Giornata Mondiale del Sonno oggi venerdì 17 marzo: tutti i pericoli derivanti le apnee notturne e insonnia

Si celebrerà il prossimo 17 marzo la giornata mondiale del Sonno dei cui disturbi purtroppo ne soffre una significativa parte della popolazione.Circa l’80% dei medici italiani sostengono di avere pazienti affetti da Sindrome delle Apnee Ostruttive, è questo quanto dichiarato dall’Osservatorio Internazionale della Salute, che ha condotto un’indagine sui camici bianchi di diverse specializzazioni per rivelarne conoscenze, pareri ed atteggiamenti in merito a questa grave ma purtroppo ancora poco conosciuta patologia. La prima importante spia di questa patologia, ovvero la Sindrome delle Apnee Ostruttive è il russamento e non va assolutamente sottovalutata, perché potrebbe rivelarsi davvero pericolosa per la propria salute La sindrome delle apnee ostruttive notturne, nella sigla anglosassone Osas, è il più diffuso tra i disturbi respiratori nel sonno e arriva a colpire in una forma clinicamente rivelante il 4-5% della popolazione generale adulta. “Questa sindrome può facilitare la comparsa di molte complicanze di tipo cardiovascolare e, per la comparsa di sonnolenza, può favorire gli incidenti stradali”, ha dichiarato il Dottor Guido Polese, direttore Pneumologia Ospedale Orlandi.

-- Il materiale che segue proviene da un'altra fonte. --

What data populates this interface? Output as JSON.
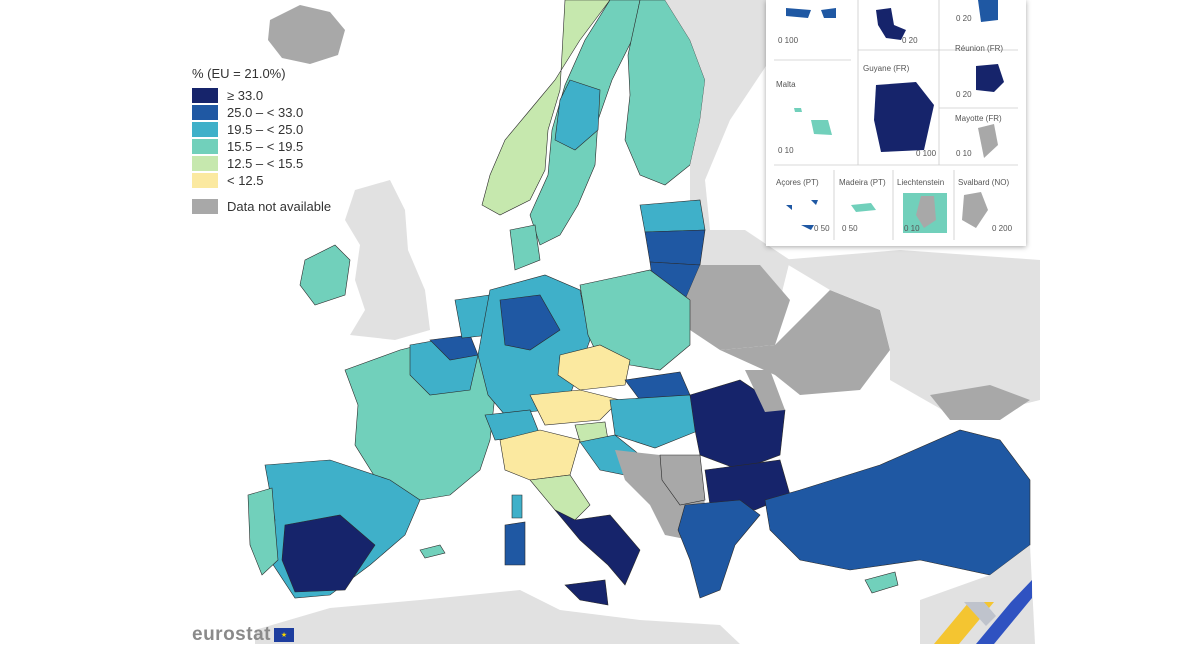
{
  "legend": {
    "title": "% (EU = 21.0%)",
    "classes": [
      {
        "label": "≥ 33.0",
        "color": "#16246b"
      },
      {
        "label": "25.0 – < 33.0",
        "color": "#1f58a3"
      },
      {
        "label": "19.5 – < 25.0",
        "color": "#3fb0c9"
      },
      {
        "label": "15.5 – < 19.5",
        "color": "#71d0bb"
      },
      {
        "label": "12.5 – < 15.5",
        "color": "#c6e8ae"
      },
      {
        "label": "< 12.5",
        "color": "#fbe9a0"
      }
    ],
    "not_available": {
      "label": "Data not available",
      "color": "#a8a8a8"
    }
  },
  "colors": {
    "non_eu_land": "#e1e1e1",
    "sea": "#ffffff",
    "borders": "#2a2a2a"
  },
  "insets": {
    "malta": {
      "label": "Malta",
      "scale": "0 10"
    },
    "guyane": {
      "label": "Guyane (FR)",
      "scale": "0 100"
    },
    "reunion": {
      "label": "Réunion (FR)",
      "scale": "0 20"
    },
    "mayotte": {
      "label": "Mayotte (FR)",
      "scale": "0 10"
    },
    "acores": {
      "label": "Açores (PT)",
      "scale": "0 50"
    },
    "madeira": {
      "label": "Madeira (PT)",
      "scale": "0 50"
    },
    "liechtenstein": {
      "label": "Liechtenstein",
      "scale": "0 10"
    },
    "svalbard": {
      "label": "Svalbard (NO)",
      "scale": "0 200"
    },
    "top_left": {
      "scale": "0 100"
    },
    "guadeloupe": {
      "scale": "0 20"
    },
    "top_right": {
      "scale": "0 20"
    }
  },
  "branding": {
    "name": "eurostat"
  }
}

Come abbiamo anticipato, purtroppo, l’Osas ha delle conseguenze davvero importanti per la salute, che vanno dall’ipertensione arteriosa ed in pazienti predisposti a patologie ischemiche cardiache come l’angina e l’infarto. Purtroppo in molti casi, la patologia dell’OSAS può condurre anche alla morte ed è questo quanto è emerso da una ricerca condotta da Università di Genova, Ministero degli Interni Istituto Superiore di Sanità e altre istituzioni sanitarie, pubblicate sulla rivista Chronic Respiratory Disease, secondo la quale l’Osas appunto provoca ogni anno circa il 7% degli incidenti stradali con morti e feriti, causando oltre 200 decessi e 12 mila lesionati. Dall’indagine è emerso che l’84% degli intervistati ritiene che le apnee ostruttive rappresentino un rischio molto elevato per la salute di chi ne è affetto e l’83% teme che in Italia ci sia una scarsa consapevolezza circa la portata di questa patologia in termine di sicurezza, mentre per il 16% degli intervistati , la gravità dell’OSAS è molto spessa sopravvalutata.

Come viene accertata l’OSAS? Secondo quanto riferito dai medici, questa patologia può essere accertata grazie ad una polisonnografia, tecnica che permette la registrazione simultanea di più parametri fisiologici durante la notte, mediante un polisonnigrafo. Dall’indagine sopra citata è emerso che il 20,2% degli intervistati ha effettuato la polisonnofrafia in seguito ad un ricovero ospedaliero, mentre il 38% tramite un ambulatorio, il 42% in un centro specializzato. La polisonnografia, secondo quanto riferito è emerso, viene prescritta con più frequenza dai medici di medicina generale, che solitamente viene effettuata in un centro specialistico mentre gli otorinolaringoiatri quelli per i quali questi accertamenti sono effettuati più frequentemente in ambulatori. Tale indagine è stata effettuata nel mese di ottobre 2016 su un campione di circa 813 composto da donne per il 33,9%.  

Giornata Mondiale del Sonno (World Sleep Day®)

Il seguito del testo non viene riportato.